結城君の声が多分スピーカーモードになった都の携帯の後ろから聞こえる。
「文字通りの寄付だよ」
長川警部はため息をついた。
「ドローン少年事件の時もそうだったんだが、親が必死で止めようとしているのにパソコンを買い与えて、犯罪行為を煽り立てて少年や精神疾患者を煽り立てて自分の手を汚さずに人を傷つけたり悪いことをさせて楽しむ馬鹿な小金持ちがいっぱいいるんだよ。そいつらは決して表には出ないが、秋山優那さんの事件の時も誹謗中傷をするように他人を煽り立てたり、それで裁判沙汰になれば秋山優那さんが必死でアルバイトしてお金を溜めたりしてようやく弁護士を雇った時に、被告となる奴に弁護士を用意したりして、そうやって苦しめて喜ぶ大人がネットにはいるって事だ。普通の市民のふりをした大人がな」
長川は言った。
―”囲い”って奴か。
結城の声に女警部は「そう」と声を出した。
―その中であの紫藤公義や紫藤敦彦、紫藤恒彦はどんな役割を果たしていたの?
都が聞いた。
―敦彦が優那さんを無理やり奥さんにしていたらしいって話は聞いたけど。
「優那さんが育ったのは南茨城市の孤児院でな。高野さんが秋菜ちゃんに頼んで聞いてくれたよ。秋菜ちゃん、あの児童養護施設に一時期いただろう」
―あの養護施設か。
結城竜は驚いた声を上げた。

 中学2年生で結城の妹の結城秋菜は夜遅くに高野瑠奈の両親の車に乗せられて養護施設に向かった。
「ありがとうございました」
秋菜は瑠奈の父親にお礼を言うと孤児院の院長の待つ養護施設玄関に向かった。
 寮母は秋菜を歓迎してくれていろいろ話してくれた。
「優那ちゃんは、本当に優しい子でね。この施設をタンポポみたいに明るくしてくれる子だった。そんなあの子を私たちは裏切ったのよ」
「裏切った? どういう事、先生」
「施設の子で里親や養親が見つからない子は、社会に出てとても苦労するの。保証人がいないからアパートも借りられず、住み込みの仕事で搾取されても助けてくれる大人は誰もいない。ブラック企業に囲い込まれるかネットカフェ難民やホームレス、風俗で働く子もいるわ。

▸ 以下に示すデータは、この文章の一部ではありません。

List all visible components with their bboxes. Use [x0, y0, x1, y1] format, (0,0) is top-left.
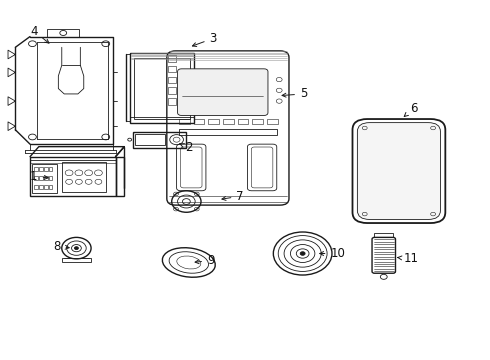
Bar — [168, 98, 176, 105]
Bar — [62, 162, 106, 192]
Text: 10: 10 — [319, 247, 345, 260]
Bar — [49, 185, 52, 189]
Circle shape — [74, 247, 78, 249]
Bar — [44, 167, 48, 171]
Bar — [44, 176, 48, 180]
Bar — [49, 167, 52, 171]
Bar — [223, 119, 234, 125]
Text: 11: 11 — [398, 252, 418, 265]
Bar — [32, 164, 57, 193]
Bar — [39, 176, 43, 180]
Bar — [179, 119, 190, 125]
Bar — [44, 185, 48, 189]
Text: 7: 7 — [222, 190, 244, 203]
Text: 9: 9 — [195, 254, 215, 267]
Text: 1: 1 — [30, 170, 48, 183]
Text: 5: 5 — [282, 87, 307, 100]
Bar — [374, 233, 393, 237]
Bar — [34, 167, 38, 171]
Bar — [47, 30, 79, 37]
Bar — [62, 258, 91, 262]
Bar — [208, 119, 219, 125]
Text: 3: 3 — [193, 32, 217, 46]
Bar — [34, 176, 38, 180]
Bar — [116, 157, 124, 196]
Bar — [194, 119, 204, 125]
Bar — [168, 66, 176, 72]
Bar — [134, 58, 190, 119]
Bar — [238, 119, 248, 125]
Text: 6: 6 — [404, 102, 417, 117]
Bar — [130, 53, 194, 123]
Bar — [49, 176, 52, 180]
Bar — [135, 134, 165, 145]
Text: 2: 2 — [180, 141, 193, 154]
Circle shape — [300, 252, 305, 255]
Bar — [133, 132, 186, 148]
Bar — [168, 87, 176, 94]
Bar — [30, 157, 116, 196]
FancyBboxPatch shape — [357, 123, 441, 220]
Bar — [39, 167, 43, 171]
Bar — [267, 119, 278, 125]
Bar — [39, 185, 43, 189]
Text: 8: 8 — [53, 240, 69, 253]
Bar — [168, 55, 176, 62]
Bar — [168, 77, 176, 83]
Bar — [252, 119, 263, 125]
Text: 4: 4 — [30, 25, 49, 43]
Bar — [179, 129, 277, 135]
FancyBboxPatch shape — [177, 69, 268, 116]
Bar — [34, 185, 38, 189]
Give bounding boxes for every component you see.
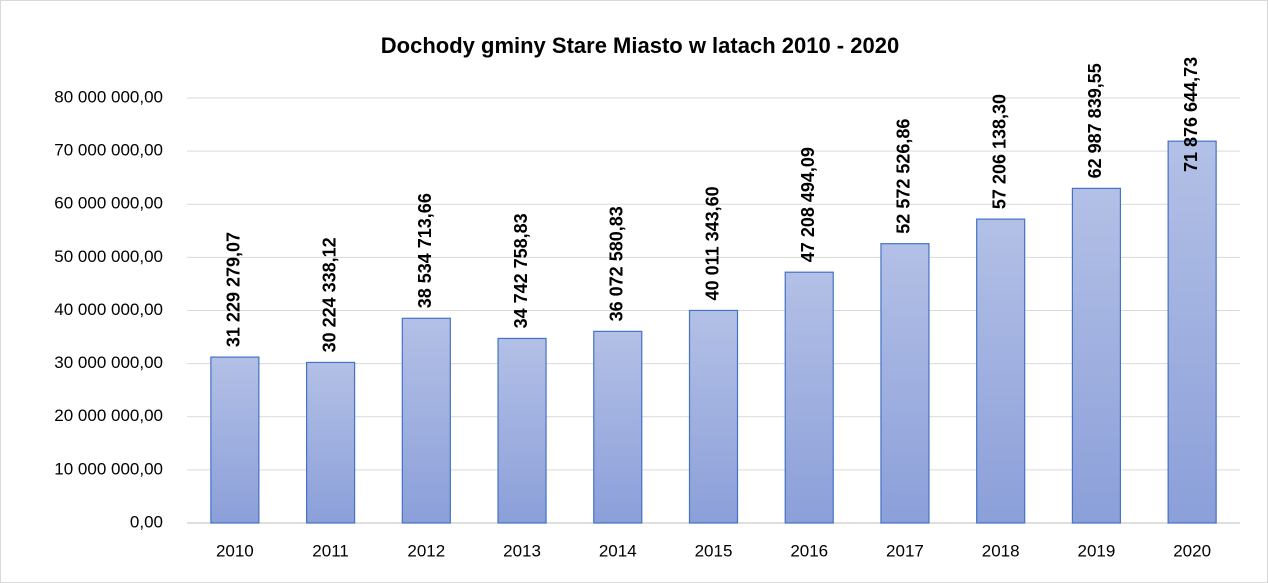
x-tick-label: 2015: [695, 541, 733, 560]
x-tick-label: 2010: [216, 541, 254, 560]
value-label: 30 224 338,12: [319, 237, 339, 352]
value-label: 47 208 494,09: [798, 147, 818, 262]
bar: [1071, 187, 1122, 524]
value-label: 31 229 279,07: [224, 232, 244, 347]
y-tick-label: 30 000 000,00: [54, 353, 163, 372]
y-tick-label: 20 000 000,00: [54, 406, 163, 425]
bar: [210, 356, 260, 524]
value-label: 40 011 343,60: [702, 186, 722, 300]
value-label: 52 572 526,86: [894, 119, 914, 234]
x-tick-label: 2019: [1077, 541, 1115, 560]
value-label: 71 876 644,73: [1181, 57, 1201, 172]
x-tick-label: 2018: [982, 541, 1020, 560]
y-tick-label: 40 000 000,00: [54, 300, 163, 319]
x-tick-label: 2013: [503, 541, 541, 560]
x-tick-label: 2012: [407, 541, 445, 560]
x-tick-label: 2020: [1173, 541, 1211, 560]
value-label: 38 534 713,66: [415, 193, 435, 308]
bar: [880, 243, 930, 524]
bar: [1167, 140, 1217, 524]
bar: [976, 218, 1026, 524]
value-label: 36 072 580,83: [607, 206, 627, 321]
x-tick-label: 2011: [312, 541, 349, 560]
value-label: 57 206 138,30: [989, 94, 1009, 209]
y-tick-label: 70 000 000,00: [54, 141, 163, 160]
value-label: 62 987 839,55: [1085, 63, 1105, 178]
bar: [784, 271, 834, 524]
y-tick-label: 50 000 000,00: [54, 247, 163, 266]
bar: [497, 337, 547, 524]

私たちが保証人になってあげてもいいんだけど、そういう事をするなって行政に言われてて…そうしないと補助金を出さないって…そんな時、保証人になってくれると言ってくれたのが、紫藤出版。紫藤出版社はあの子、本当にかわいくて太陽みたいな、将来は演劇の仕事に就きたいと思っていたあの子と、紫藤敦彦と結婚させてほしいと言ってきたの。理由は紫藤敦彦は引きこもりでそのうえ独身だと世間体が悪いからみたい…」
「そんな…それじゃぁ人身売買じゃないですか」
「でもあの子は施設の子の窮状がわかってて、それを受け入れてくれたの」

 3年前16歳の秋山優那は優しい笑顔で涎を垂らして寝ている子供たちにタオルケットをかけてあげながら笑顔で言った。
「いいよ。先生! 私紫藤敦彦さんって人の妻になる」
「何言ってるの。貴方には二見君っていう彼氏がいるじゃない。あの子と一緒に夢を追いかけなさいよ」
「駄目だよ…私だけ夢を見ちゃ。この子たちも家族だよ。家族が不幸になって私だけ夢を追いかけるなんて…そんなの駄目だよ」

「今思えば絶対止めるべきだったわ!」
寮母は顔を覆ってテーブルに身を倒した。
「あの子はあの蛇のような紫藤敦彦に狙われて、酷い事をされて、耐えられなくなって逃げだしたら誹謗中傷されて…耐えられなくなって逃げだしたら日本中から攻撃されて…。今あの子を苦しめて死に追いやった人間が殺されているんでしょう。犯人に本当は殺されなければいけないのは私なの…。私はあの男に優那ちゃんを売り渡して、あの子が誹謗中傷されて苦しんでいるのに子供たちの為とか言って助けようともせずに、中国人の娘とか韓国人の娘とか言われている事をいいことに、何もしなかったの」
秋菜は寮母の罪悪感に苦悶する表情を見て何も言えなかった。